Redistribution of contractile and cytoskeletal components induced by cytochalasin. I. In Hmf cells, a nontransformed fibroblastoid line.

Hmf cells are normal rat fibroblastoid cells of large size having an extensive stress fiber (cable) system. On exposure to cytochalasin D (CD), shortening and segmentation of the actin-based cables and diffusion of the normal periodic distribution of tropomyosin and myosin occur, concomitant with generalized cell retraction. During retraction, areas of extended cytoplasm may be pulled apart and torn. The actin, tropomyosin, and myosin of the stress fibers become localized in dispersed masses represented in the electron microscope as compact filamentous felt-like networks. Many of these are derived from shortening of stress fibers at their insertions into the persisting attachment plaques. In a few cells, rod-like elements of variable length remain; these are CD-resistant segments of uncontracted stress fibers. Inhibitors of energy metabolism prevent these changes. Microtubules remain unaltered but are passively displaced in the CD-deformed cells.
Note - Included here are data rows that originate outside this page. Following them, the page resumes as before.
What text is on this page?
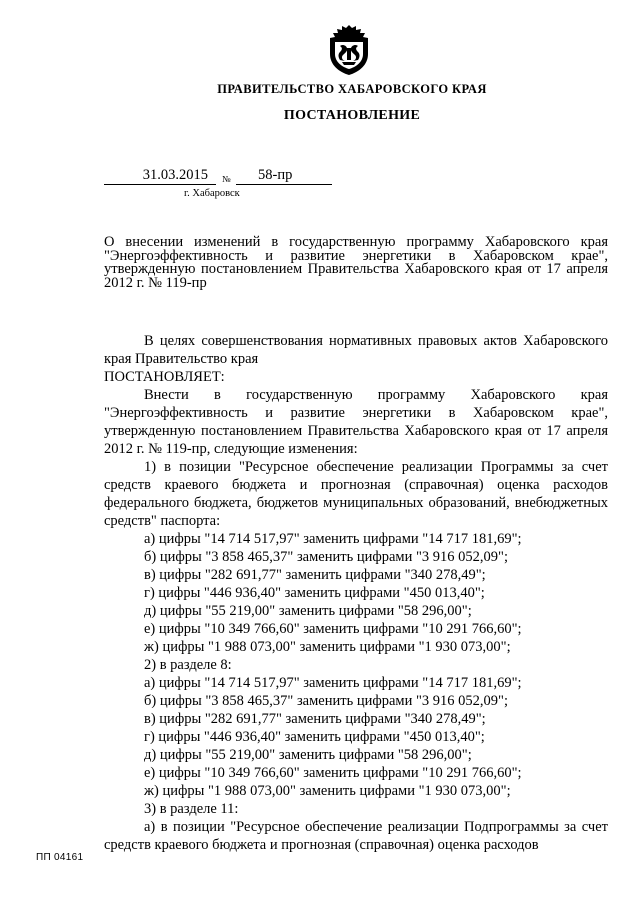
ПРАВИТЕЛЬСТВО ХАБАРОВСКОГО КРАЯ
ПОСТАНОВЛЕНИЕ
31.03.2015	№	58-пр
г. Хабаровск
О внесении изменений в государственную программу Хабаровского края "Энергоэффективность и развитие энергетики в Хабаровском крае", утвержденную постановлением Правительства Хабаровского края от 17 апреля 2012 г. № 119-пр

В целях совершенствования нормативных правовых актов Хабаровского края Правительство края

ПОСТАНОВЛЯЕТ:

Внести в государственную программу Хабаровского края "Энергоэффективность и развитие энергетики в Хабаровском крае", утвержденную постановлением Правительства Хабаровского края от 17 апреля 2012 г. № 119-пр, следующие изменения:

1) в позиции "Ресурсное обеспечение реализации Программы за счет средств краевого бюджета и прогнозная (справочная) оценка расходов федерального бюджета, бюджетов муниципальных образований, внебюджетных средств" паспорта:

а) цифры "14 714 517,97" заменить цифрами "14 717 181,69";
б) цифры "3 858 465,37" заменить цифрами "3 916 052,09";
в) цифры "282 691,77" заменить цифрами "340 278,49";
г) цифры "446 936,40" заменить цифрами "450 013,40";
д) цифры "55 219,00" заменить цифрами "58 296,00";
е) цифры "10 349 766,60" заменить цифрами "10 291 766,60";
ж) цифры "1 988 073,00" заменить цифрами "1 930 073,00";

2) в разделе 8:

а) цифры "14 714 517,97" заменить цифрами "14 717 181,69";
б) цифры "3 858 465,37" заменить цифрами "3 916 052,09";
в) цифры "282 691,77" заменить цифрами "340 278,49";
г) цифры "446 936,40" заменить цифрами "450 013,40";
д) цифры "55 219,00" заменить цифрами "58 296,00";
е) цифры "10 349 766,60" заменить цифрами "10 291 766,60";
ж) цифры "1 988 073,00" заменить цифрами "1 930 073,00";

3) в разделе 11:

а) в позиции "Ресурсное обеспечение реализации Подпрограммы за счет средств краевого бюджета и прогнозная (справочная) оценка расходов

ПП 04161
Bundles of 10 nm filaments maintain close relations with the actomyosin masses resulting from CD-treatment. Evidence is considered for the hypothesis that cellular retraction, the apparent disorganization of stress fibers, and the redistribution of contractile proteins result from unremittent energy-dependent contraction induced by CD, and that the compact forms may be analogous to rigor complexes. A mechanism for these actions of cytochalasin is proposed.